O’Reilly bristled and Brody realised he’d hit a nerve. Perhaps the police techie really was only used to safely analysing data found on computer hard disks. The police had very strict processes to image-copy hard disk data from suspect computers so that all their investigative work was done on copies, which helped them avoid changes being made to the original, stored separately as evidence. It was a skilled job with specialised tools but if that’s all O’Reilly did every day, he’d be next to useless on this case.

“Come on boys,” said Jenny. “Play nicely.”

Brody glanced at his watch. “Jenny, give me five minutes before you make that phone call. Let’s make sure first, okay?”

“Uh, sure.”

Unimpressed, O’Reilly folded his arms and pushed out his bottom lip.

Brody fired up a command console on his tablet PC. He ran a command to display the IP address he’d been given when he’d connected his computer to the wireless network in the house earlier. Next to it, as expected, was the IP address of the router within the house. He opened up an Internet browser and typed in the router’s IP address. Up popped a login box asking for a username and a password. He entered ‘Admin’ into the username field.

“You’re logging into the broadband router,” said O’Reilly. “But how’re you after knowing the password?”

Brody ignored him. He walked out of the living room, into the hallway and headed for the small table just inside the front door. On it, he’d noticed earlier, perched the home’s broadband router, a small white box with a plastic aerial sticking out the back. He picked it up, careful not to disconnect the lead that went into it from the telephone point, studied its base and memorised the serial number. O’Reilly had followed him into the hallway but had to jump out of the way as he stomped back into the kitchen.

Back at his keyboard, he entered the serial number into the password field and was immediately given access to the router’s configuration settings. 

O’Reilly said, “Okay.
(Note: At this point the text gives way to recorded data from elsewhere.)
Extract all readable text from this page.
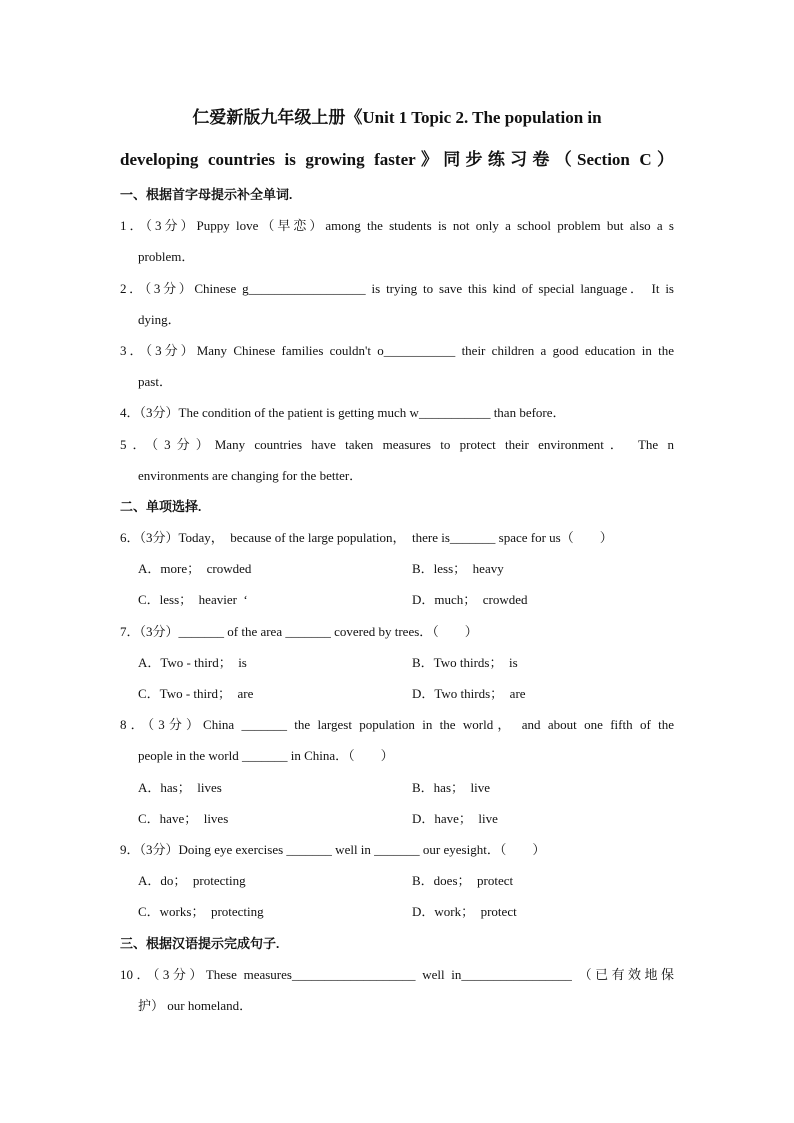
仁爱新版九年级上册《Unit 1 Topic 2. The population in
developing countries is growing faster》同步练习卷（Section C）
一、根据首字母提示补全单词.
1．（3分）Puppy love（早恋）among the students is not only a school problem but also a s
problem．
2．（3分）Chinese g__________________ is trying to save this kind of special language． It is
dying．
3．（3分）Many Chinese families couldn't o___________ their children a good education in the
past．
4．（3分）The condition of the patient is getting much w___________ than before．
5．（3分）Many countries have taken measures to protect their environment． The n
environments are changing for the better．
二、单项选择.
6．（3分）Today，  because of the large population，  there is_______ space for us（　　）

A．more；  crowded

	B．less；  heavy

C．less；  heavier  ‘

	D．much；  crowded

7．（3分）_______ of the area _______ covered by trees．（　　）

A．Two - third；  is

	B．Two thirds；  is

C．Two - third；  are

	D．Two thirds；  are

8．（3分）China _______ the largest population in the world， and about one fifth of the
people in the world _______ in China．（　　）

A．has；  lives

	B．has；  live

C．have；  lives

	D．have；  live

9．（3分）Doing eye exercises _______ well in _______ our eyesight．（　　）

A．do；  protecting

	B．does；  protect

C．works；  protecting

	D．work；  protect

三、根据汉语提示完成句子.
10．（3分）These measures___________________ well in_________________ （已有效地保
护） our homeland．
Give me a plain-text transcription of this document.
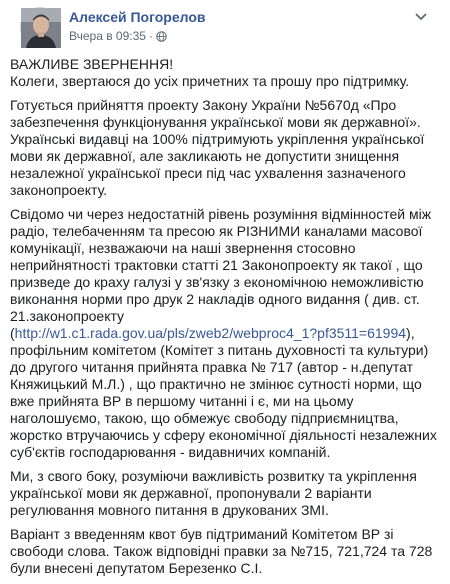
Алексей Погорелов
Вчера в 09:35 ·

ВАЖЛИВЕ ЗВЕРНЕННЯ!
Колеги, звертаюся до усіх причетних та прошу про підтримку.

Готується прийняття проекту Закону України №5670д «Про забезпечення функціонування української мови як державної». Українські видавці на 100% підтримують укріплення української мови як державної, але закликають не допустити знищення незалежної української преси під час ухвалення зазначеного законопроекту.

Свідомо чи через недостатній рівень розуміння відмінностей між радіо, телебаченням та пресою як РІЗНИМИ каналами масової комунікації, незважаючи на наші звернення стосовно неприйнятності трактовки статті 21 Законопроекту як такої , що призведе до краху галузі у зв'язку з економічною неможливістю виконання норми про друк 2 накладів одного видання ( див. ст. 21.законопроекту
(http://w1.c1.rada.gov.ua/pls/zweb2/webproc4_1?pf3511=61994), профільним комітетом (Комітет з питань духовності та культури) до другого читання прийнята правка № 717 (автор - н.депутат Княжицький М.Л.) , що практично не змінює сутності норми, що вже прийнята ВР в першому читанні і є, ми на цьому наголошуємо, такою, що обмежує свободу підприємництва, жорстко втручаючись у сферу економічної діяльності незалежних суб'єктів господарювання - видавничих компаній.

Ми, з свого боку, розуміючи важливість розвитку та укріплення української мови як державної, пропонували 2 варіанти регулювання мовного питання в друкованих ЗМІ.

Варіант з введенням квот був підтриманий Комітетом ВР зі свободи слова. Також відповідні правки за №715, 721,724 та 728 були внесені депутатом Березенко С.І.
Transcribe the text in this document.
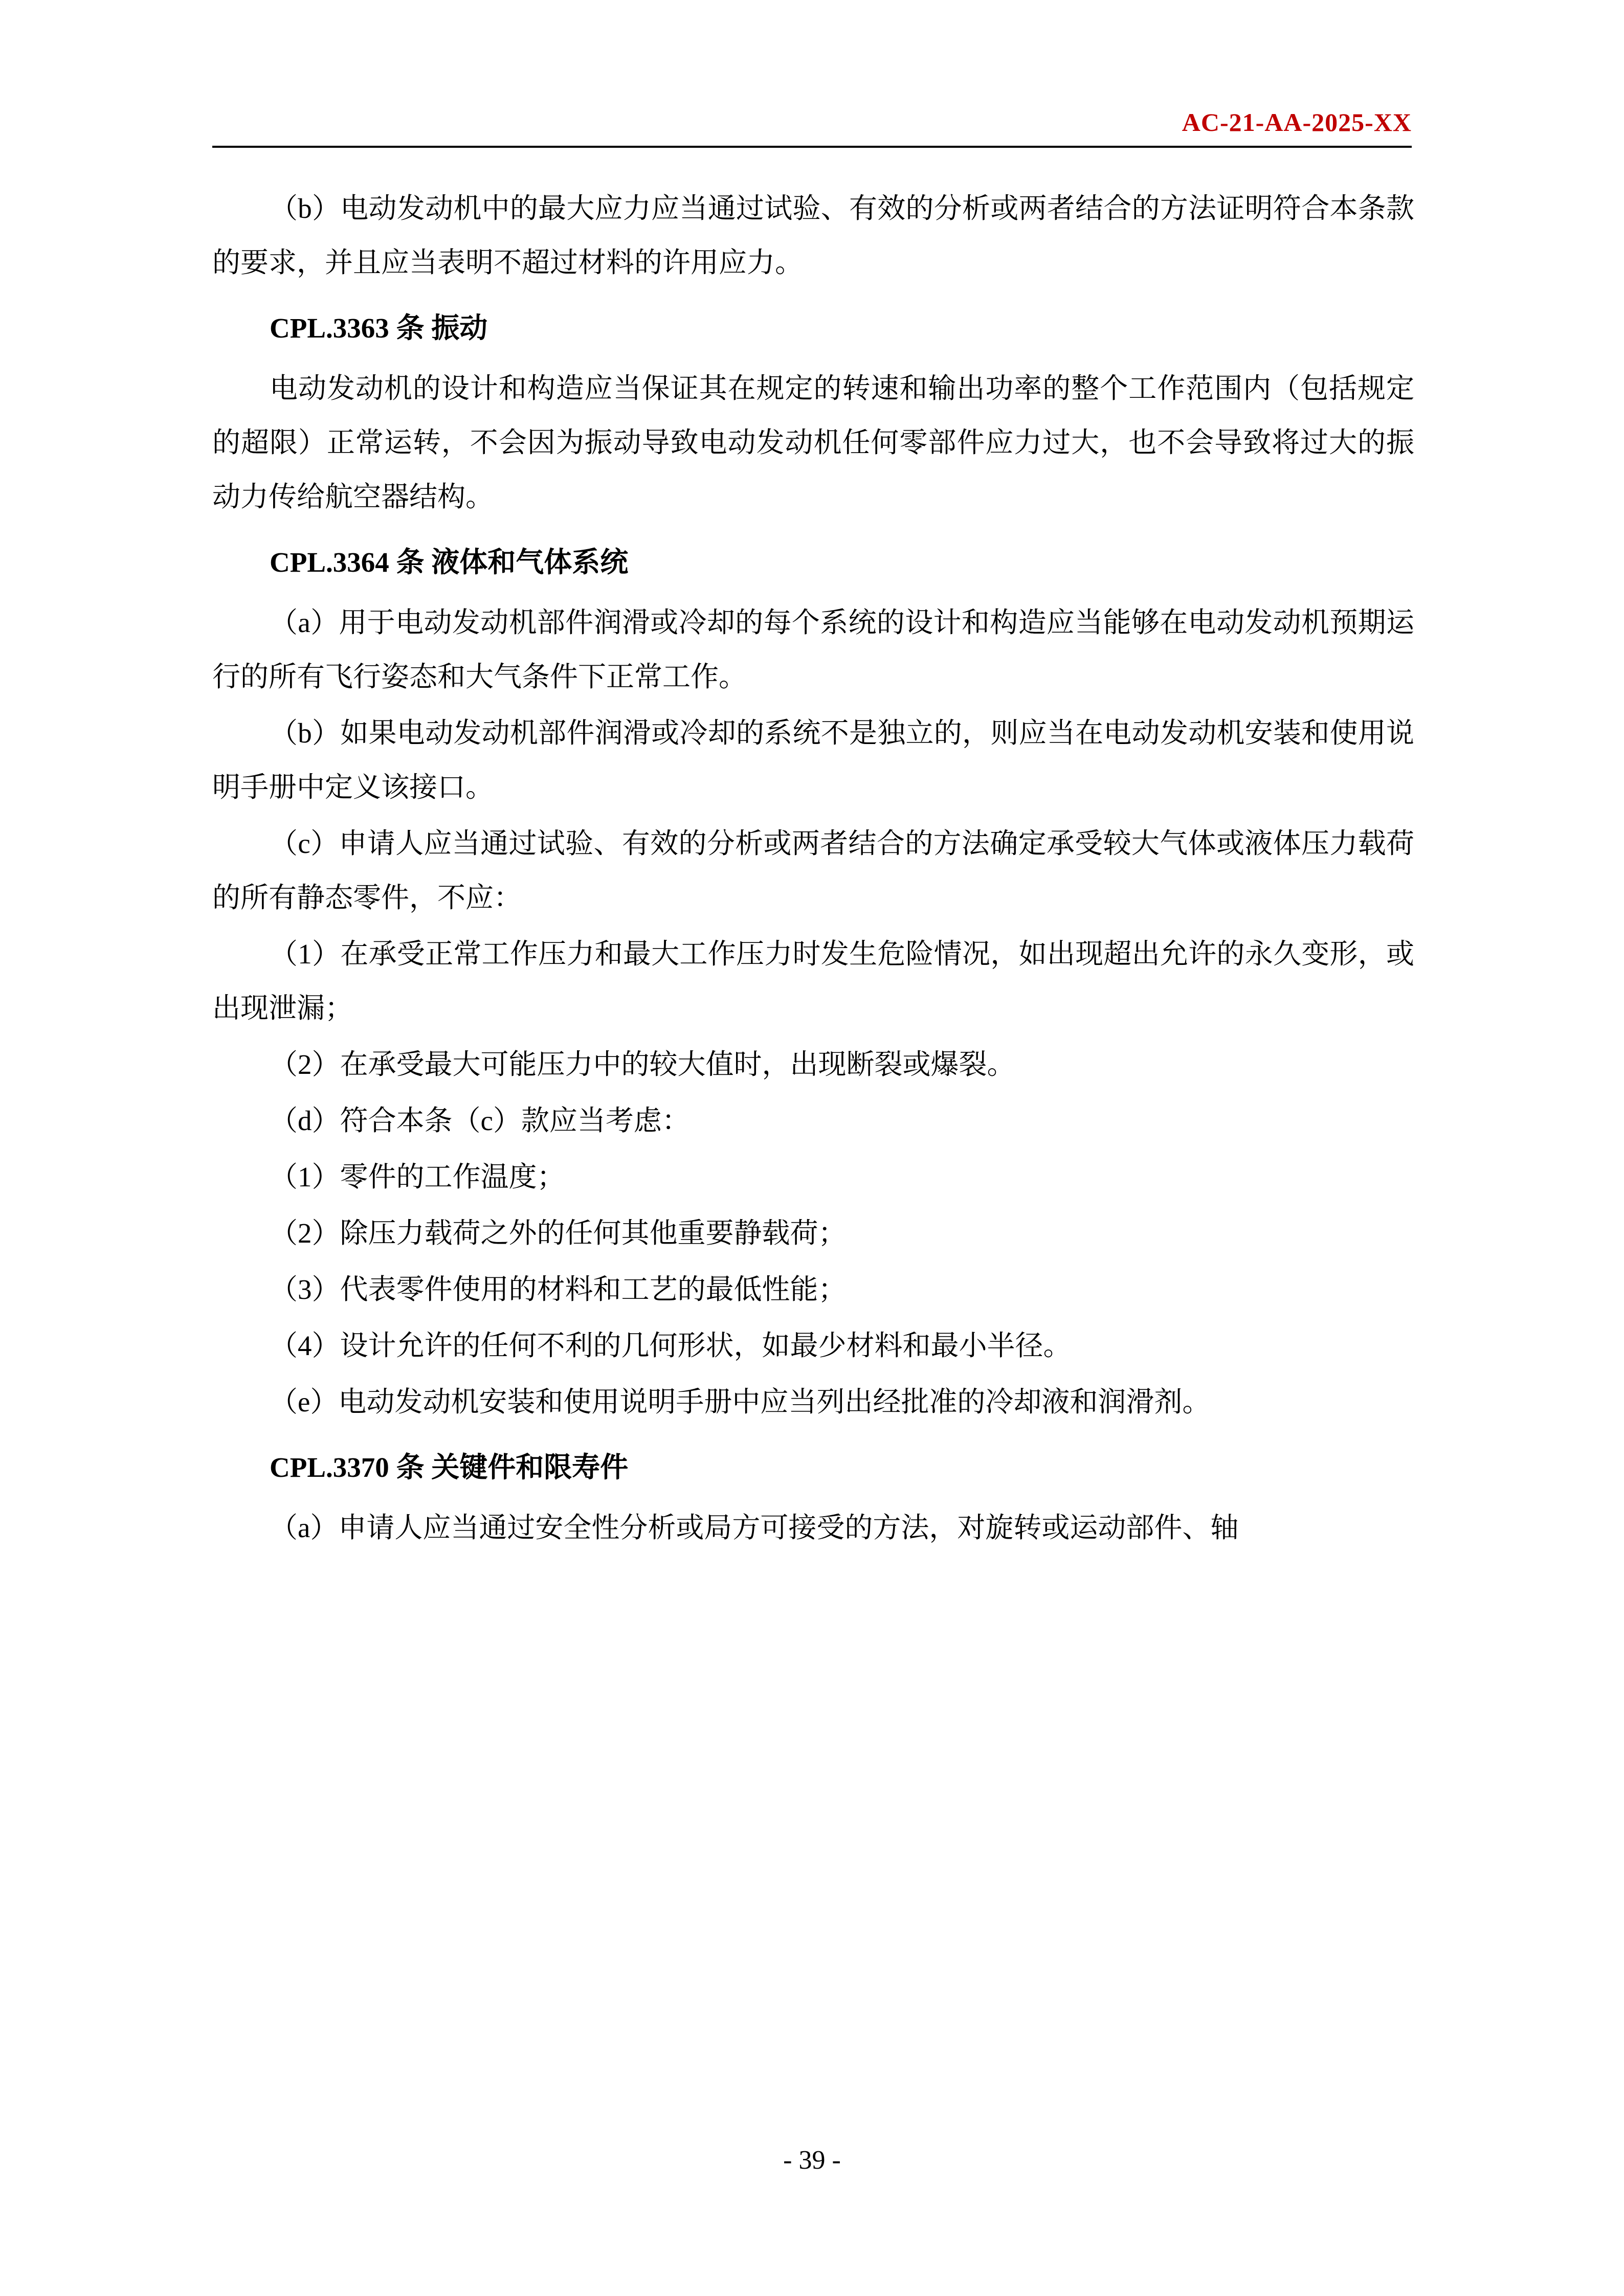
AC-21-AA-2025-XX

（b）电动发动机中的最大应力应当通过试验、有效的分析或两者结合的方法证明符合本条款的要求，并且应当表明不超过材料的许用应力。

CPL.3363 条 振动

电动发动机的设计和构造应当保证其在规定的转速和输出功率的整个工作范围内（包括规定的超限）正常运转，不会因为振动导致电动发动机任何零部件应力过大，也不会导致将过大的振动力传给航空器结构。

CPL.3364 条 液体和气体系统

（a）用于电动发动机部件润滑或冷却的每个系统的设计和构造应当能够在电动发动机预期运行的所有飞行姿态和大气条件下正常工作。

（b）如果电动发动机部件润滑或冷却的系统不是独立的，则应当在电动发动机安装和使用说明手册中定义该接口。

（c）申请人应当通过试验、有效的分析或两者结合的方法确定承受较大气体或液体压力载荷的所有静态零件，不应：

（1）在承受正常工作压力和最大工作压力时发生危险情况，如出现超出允许的永久变形，或出现泄漏；

（2）在承受最大可能压力中的较大值时，出现断裂或爆裂。

（d）符合本条（c）款应当考虑：

（1）零件的工作温度；

（2）除压力载荷之外的任何其他重要静载荷；

（3）代表零件使用的材料和工艺的最低性能；

（4）设计允许的任何不利的几何形状，如最少材料和最小半径。

（e）电动发动机安装和使用说明手册中应当列出经批准的冷却液和润滑剂。

CPL.3370 条 关键件和限寿件

（a）申请人应当通过安全性分析或局方可接受的方法，对旋转或运动部件、轴

- 39 -
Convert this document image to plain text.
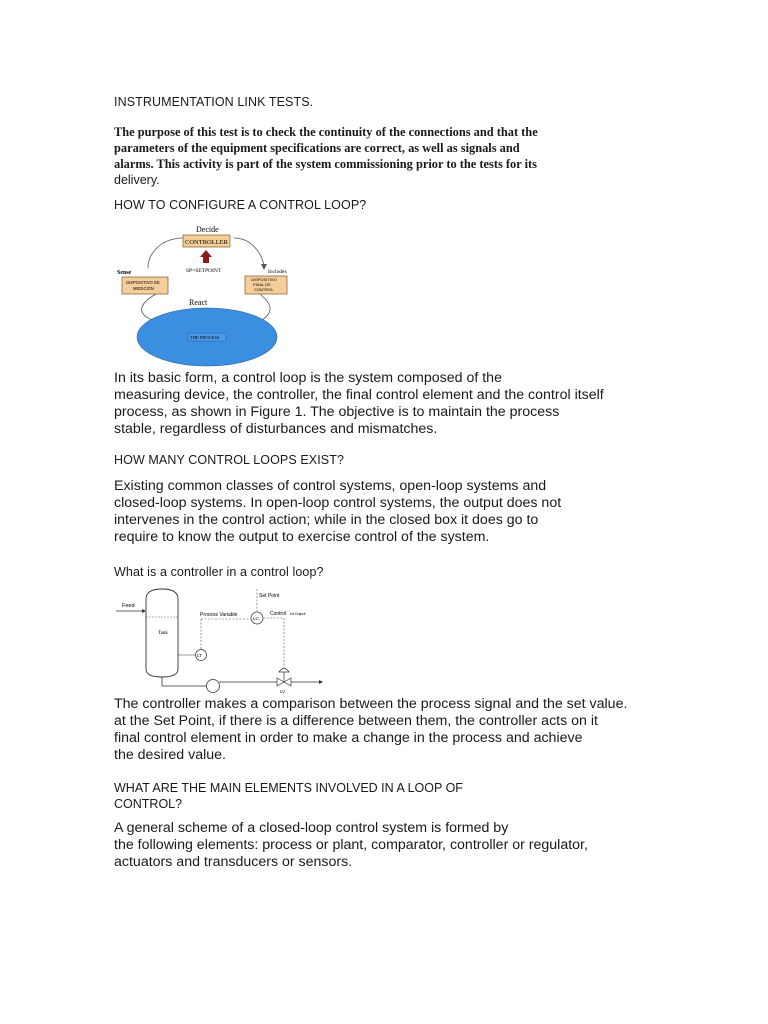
INSTRUMENTATION LINK TESTS.

The purpose of this test is to check the continuity of the connections and that the
parameters of the equipment specifications are correct, as well as signals and
alarms. This activity is part of the system commissioning prior to the tests for its
delivery.

HOW TO CONFIGURE A CONTROL LOOP?

Decide
CONTROLLER
SP=SETPOINT
Sense	Includes
DISPOSITIVO DE
MEDICIÓN
DISPOSITIVO
FINAL DE
CONTROL
React
THE PROCESS
In its basic form, a control loop is the system composed of the
measuring device, the controller, the final control element and the control itself
process, as shown in Figure 1. The objective is to maintain the process
stable, regardless of disturbances and mismatches.

HOW MANY CONTROL LOOPS EXIST?

Existing common classes of control systems, open-loop systems and
closed-loop systems. In open-loop control systems, the output does not
intervenes in the control action; while in the closed box it does go to
require to know the output to exercise control of the system.

What is a controller in a control loop?

Feed
Tank
LT
Process Variable
Set Point
LC
Control ed Output
LV
The controller makes a comparison between the process signal and the set value.
at the Set Point, if there is a difference between them, the controller acts on it
final control element in order to make a change in the process and achieve
the desired value.
WHAT ARE THE MAIN ELEMENTS INVOLVED IN A LOOP OF
CONTROL?
A general scheme of a closed-loop control system is formed by
the following elements: process or plant, comparator, controller or regulator,
actuators and transducers or sensors.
What’s the story now?” He was genuinely interested, clearly having no idea what Brody was trying to achieve.

Brody worked through the menus to the command which listed every device that had connected via Wi-Fi to the router and been given an IP address so that it could communicate on the network within the house. Many were showing as disconnected. He assumed most of these were the laptops and smartphones of the other students in the house.

Of the remaining ones, he settled on the one that had been active on the network the longest. He ran a ping command against it. It immediately replied, meaning it was definitely active. It could be anything — a phone, an iPad, a laptop or even the Sky satellite box he could see under the television — but he figured that if there really was a PC receiving webcam streams, as in the Saxton house earlier, it would have been active on the network longer than the other devices.

Brody brought up the Windows Remote Desktop application on his own PC and told it to connect to the target IP address over port 3389. His logic was that if there really were webcams in this house, the PC they connected to would be configured in the same way as in the Saxton house, especially if it had been installed by the same company. And if that were true, then it would also have remote desktop control to enable remote support by the webcam installers. But if he pointed at the IP address of some other device, then an error message would be displayed.